4. There are two fatal infirmities in the impugned order passed by the Revenue Divisional Officer as confirmed by the Joint Collector. Before cancelling the authorisation, no show-cause notice was issued to the petitioner and there was no occasion for the petitioner to submit his explanation against the proposed cancellation. In a recent judgment rendered by me in W.P. No. 8452 of 1993, I made the following observations:

“It the order in question is construed to be a final order under Clause (3) (4), the same cannot be sustained having regard to the fact that the impugned suspension was made ex-parte without giving any opportunity of showing cause against the proposed suspension. Apart from the principles of natural justice, Sub-clause (4) of Clause 3 itself speaks of an enquiry. Thus the impugned order is liable to be set aside as being violative of the principles of natural justice and the mandatory requisite of enquiry as contemplated by Clause 3(4).

In this case also the authorisation of the petitioner was cancelled in violation of the principles of natural justice.

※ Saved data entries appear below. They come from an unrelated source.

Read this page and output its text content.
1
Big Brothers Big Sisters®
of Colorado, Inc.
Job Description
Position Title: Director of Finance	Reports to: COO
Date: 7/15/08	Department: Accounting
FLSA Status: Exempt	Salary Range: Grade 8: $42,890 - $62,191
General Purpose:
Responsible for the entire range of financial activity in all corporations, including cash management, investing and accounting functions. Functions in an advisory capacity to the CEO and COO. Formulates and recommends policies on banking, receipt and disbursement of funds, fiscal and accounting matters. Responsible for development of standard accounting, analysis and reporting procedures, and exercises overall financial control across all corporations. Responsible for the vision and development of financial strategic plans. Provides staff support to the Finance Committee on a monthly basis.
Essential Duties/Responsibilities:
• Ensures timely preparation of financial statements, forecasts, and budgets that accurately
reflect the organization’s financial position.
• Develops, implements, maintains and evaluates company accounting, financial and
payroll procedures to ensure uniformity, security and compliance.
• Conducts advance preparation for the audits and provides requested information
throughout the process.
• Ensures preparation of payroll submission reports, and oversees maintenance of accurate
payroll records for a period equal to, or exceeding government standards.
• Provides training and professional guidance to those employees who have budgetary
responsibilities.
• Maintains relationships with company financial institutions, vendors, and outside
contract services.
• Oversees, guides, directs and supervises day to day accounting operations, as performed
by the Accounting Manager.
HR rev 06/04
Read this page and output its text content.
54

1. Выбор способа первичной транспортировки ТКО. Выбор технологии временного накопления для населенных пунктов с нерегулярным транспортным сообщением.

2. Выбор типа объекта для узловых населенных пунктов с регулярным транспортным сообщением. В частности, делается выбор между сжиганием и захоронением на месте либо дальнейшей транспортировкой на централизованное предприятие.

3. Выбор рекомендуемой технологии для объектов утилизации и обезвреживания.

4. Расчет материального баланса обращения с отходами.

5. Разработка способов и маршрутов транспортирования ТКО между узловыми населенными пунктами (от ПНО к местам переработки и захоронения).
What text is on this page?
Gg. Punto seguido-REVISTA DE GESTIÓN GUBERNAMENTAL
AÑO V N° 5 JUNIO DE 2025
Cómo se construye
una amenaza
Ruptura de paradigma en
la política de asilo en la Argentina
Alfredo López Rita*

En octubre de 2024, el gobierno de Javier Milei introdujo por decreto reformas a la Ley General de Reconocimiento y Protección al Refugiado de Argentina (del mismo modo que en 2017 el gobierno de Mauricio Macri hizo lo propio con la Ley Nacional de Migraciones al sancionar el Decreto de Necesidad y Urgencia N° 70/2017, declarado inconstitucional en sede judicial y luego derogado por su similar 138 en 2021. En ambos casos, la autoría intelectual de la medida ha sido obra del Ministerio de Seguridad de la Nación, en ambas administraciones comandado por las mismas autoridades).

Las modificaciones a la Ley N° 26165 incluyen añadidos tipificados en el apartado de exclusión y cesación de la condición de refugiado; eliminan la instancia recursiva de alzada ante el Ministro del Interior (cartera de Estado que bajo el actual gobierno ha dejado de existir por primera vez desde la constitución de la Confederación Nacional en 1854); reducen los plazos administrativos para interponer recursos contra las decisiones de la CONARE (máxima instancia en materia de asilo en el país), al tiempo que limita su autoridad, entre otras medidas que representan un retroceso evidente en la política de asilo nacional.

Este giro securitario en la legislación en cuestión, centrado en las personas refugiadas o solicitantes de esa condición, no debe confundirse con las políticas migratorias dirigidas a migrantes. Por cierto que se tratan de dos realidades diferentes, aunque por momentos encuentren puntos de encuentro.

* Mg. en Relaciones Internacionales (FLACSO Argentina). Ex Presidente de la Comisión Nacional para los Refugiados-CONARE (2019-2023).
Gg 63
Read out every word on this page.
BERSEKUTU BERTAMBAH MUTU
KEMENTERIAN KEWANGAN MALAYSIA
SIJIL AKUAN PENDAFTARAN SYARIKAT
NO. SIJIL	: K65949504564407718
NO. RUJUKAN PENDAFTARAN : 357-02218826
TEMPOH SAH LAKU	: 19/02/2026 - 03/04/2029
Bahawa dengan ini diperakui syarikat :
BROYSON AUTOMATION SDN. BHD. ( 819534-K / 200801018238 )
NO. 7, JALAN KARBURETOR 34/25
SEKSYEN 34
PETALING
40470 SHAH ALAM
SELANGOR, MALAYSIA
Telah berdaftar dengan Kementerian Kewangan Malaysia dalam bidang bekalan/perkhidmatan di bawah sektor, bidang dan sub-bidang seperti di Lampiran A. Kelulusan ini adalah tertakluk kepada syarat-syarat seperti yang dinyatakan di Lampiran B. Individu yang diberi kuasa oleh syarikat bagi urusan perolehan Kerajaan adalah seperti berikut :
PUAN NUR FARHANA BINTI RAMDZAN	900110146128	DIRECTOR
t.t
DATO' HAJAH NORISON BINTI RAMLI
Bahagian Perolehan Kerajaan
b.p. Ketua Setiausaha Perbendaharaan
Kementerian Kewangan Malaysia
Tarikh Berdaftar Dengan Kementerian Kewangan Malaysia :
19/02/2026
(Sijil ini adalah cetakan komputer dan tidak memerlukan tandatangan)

5. The second infirmity I have noticed is that the Revenue Divisional Officer proceeded on the premise that the cancellation of authorisation automatically follows on a finding of guilt recorded in Section 6A proceedings under the Essential Commodities Act. The Joint Collector while recognising the correct position that the proceedings under two provisions are different, nevertheless felt that in view of the similarity of the facts, the order need not be disturbed. I do not think that this is a correct approach to the problem. The power of cancelling the authorisation is confided to the Revenue Divisional Officer. It is for him to issue a show-cause notice setting out the specific charges and to take a decision after considering the explanation submitted by the dealer. The concerned statutory authority on whom the power is conferred has to act independently and objectively without being simply led away by the findings given in the Section 6-A proceedings under Essential Commodities Act. The findings in the order passed under Section 6-A may be relevant to some extent and it can perhaps be relied upon, but that is not conclusive. The Revenue Divisional Officer who is a different statutory authority exercising power under Clause 3(4) has to take an independent decision in the matter instead of mechanically following the orders under Section 6-A of the Essential Commodities Act. This essential distinction has not been kept in mind by the Revenue Divisional Officer and the Joint Collector. The impugned order passed by the R.D.O. virtually amounts to abdication of power vested in him to another authority, may be a superior administrative authority exercising powers under a different enactment. That cannot be permitted to be done according to the well established principles of administrative law. On this ground also, the impugned orders are liable to be set aside.

6. The learned Government Pleader contended that there is a remedy of revision to the District Collector and, therefore, this court need not interfere. A case of this nature where there is violation of principles of natural justice and there is a misconception as to the scope of powers confided to the authority exercising jurisdiction under A.P. Scheduled Commodities (Regulation of Distribution by Card System) Order, provides an exception to the general rule of availment of alternative remedies.

7. In the result, the impugned orders passed by the 1st and 2nd respondents are hereby quashed. It is made clear that the 2nd respondent can initiate fresh proceedings for cancellation of authorisation by issuing a show-cause notice and then decide the matter in the light of observations contained in this order. If no fresh proceedings are initiated in this regard within a period of 2 months from the date of receipt of this order, it is open to the petitioner to apply to the 2nd respondent to restore the dealership without prejudice to any further action that may be taken. If such a representation is made, the same shall be considered by the 2nd respondent and orders be passed thereon expeditiously.

8. The writ petition is allowed subject to above observations.